Value defect aggregation, which is a kind of single bucket polymerization, which will only produce a "bucket" eventually. The following statistics the number of records in the student's information about the address bar defect. The statistic value is 1, because only the address defect of the sun Shangxiang with a number of 6 is studied.

Curl-xpost "192.168.1.101:9200/student/student/_search?search_type=count" 
-d '
{
  "Aggs": {
    " Missing_address ': {' missing ':
      {
        ' field ': ' Address '}}}
'
1.3 Nesting use

As has been said before, aggregation operations can be nested. Nesting allows the metric type of aggregation operations to function on every bucket. We can use the nested aggregation operations of ES to accomplish a slightly more complex statistical function. Below is a statistical analysis of the maximum age in each class.

Curl-xpost "192.168.1.101:9200/student/student/_search?search_type=count"
-d '
{
  "Aggs": {
    " Missing_address ': {"terms": {"
        field": "Classno"
      },
      "Aggs": {                 //nesting new child aggregations here
        max_age ': {'
          max ': {              //using Max to aggregate
            ' field ': ' Age '}}
'

The returned results are as follows:

Contact Us

The content source of this page is from Internet, which doesn't represent Alibaba Cloud's opinion; products and services mentioned on that page don't have any relationship with Alibaba Cloud.
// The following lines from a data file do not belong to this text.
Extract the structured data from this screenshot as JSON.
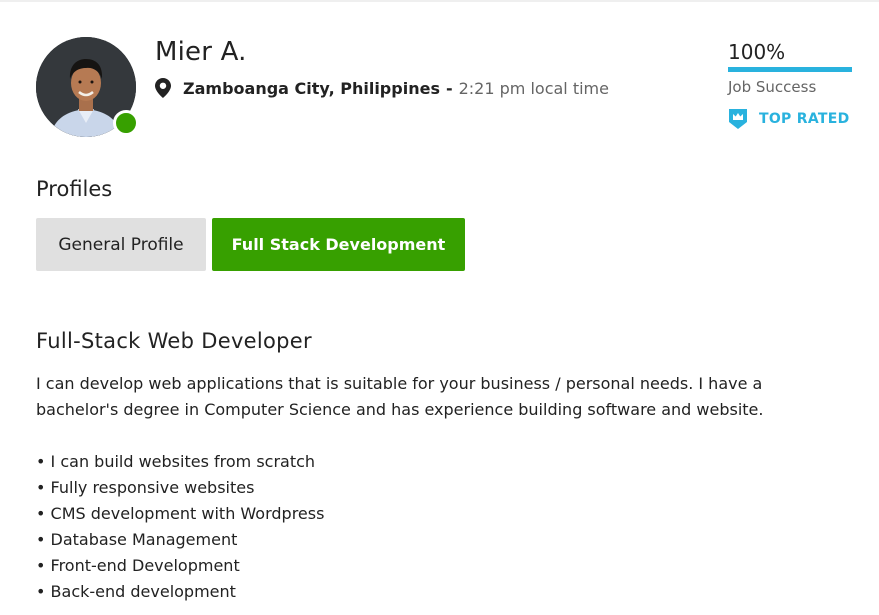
{
  "colors": {
    "upwork_green": "#37a000",
    "accent_blue": "#29b2de",
    "tab_gray": "#e0e0e0",
    "muted_text": "#656565"
  },
  "freelancer": {
    "name": "Mier A.",
    "avatar_icon": "profile-photo",
    "online_status": "online",
    "location": {
      "city": "Zamboanga City, Philippines",
      "separator": "-",
      "local_time": "2:21 pm local time"
    }
  },
  "stats": {
    "job_success_percent": "100%",
    "job_success_fraction": 1.0,
    "job_success_label": "Job Success",
    "badge_label": "TOP RATED",
    "badge_icon": "top-rated-badge-icon"
  },
  "profiles": {
    "heading": "Profiles",
    "tabs": [
      {
        "label": "General Profile",
        "selected": false
      },
      {
        "label": "Full Stack Development",
        "selected": true
      }
    ]
  },
  "overview": {
    "title": "Full-Stack Web Developer",
    "paragraph_lines": [
      "I can develop web applications that is suitable for your business / personal needs. I have a",
      "bachelor's degree in Computer Science and has experience building software and website."
    ],
    "bullets": [
      "I can build websites from scratch",
      "Fully responsive websites",
      "CMS development with Wordpress",
      "Database Management",
      "Front-end Development",
      "Back-end development"
    ]
  }
}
If the content of the page makes you feel confusing, please write us an email, we will handle the problem within 5 days after receiving your email.
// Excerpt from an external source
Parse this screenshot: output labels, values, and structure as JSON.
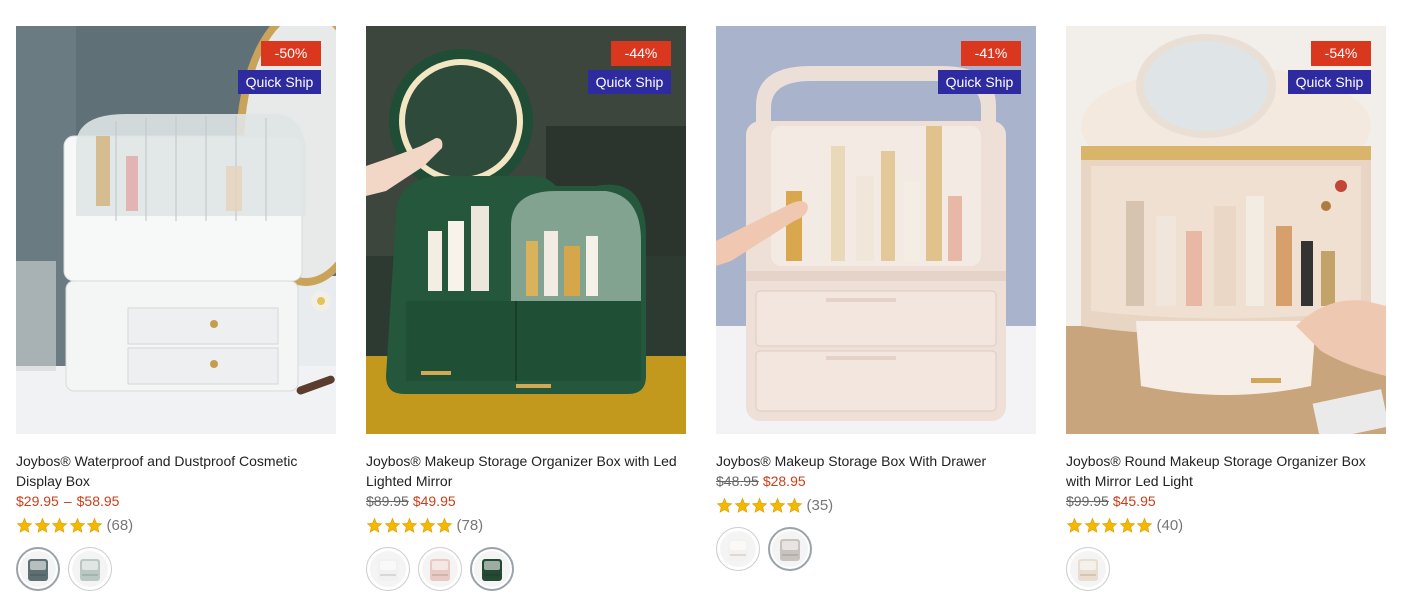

If you find any instances of plagiarism from the community, please send an email to: info-contact@alibabacloud.com and provide relevant evidence. A staff member will contact you within 5 working days.

A Free Trial That Lets You Build Big!

Start building with 50+ products and up to 12 months usage for Elastic Compute Service

  • Sales Support

    1 on 1 presale consultation

  • After-Sales Support

    24/7 Technical Support 6 Free Tickets per Quarter Faster Response

  • Alibaba Cloud offers highly flexible support services tailored to meet your exact needs.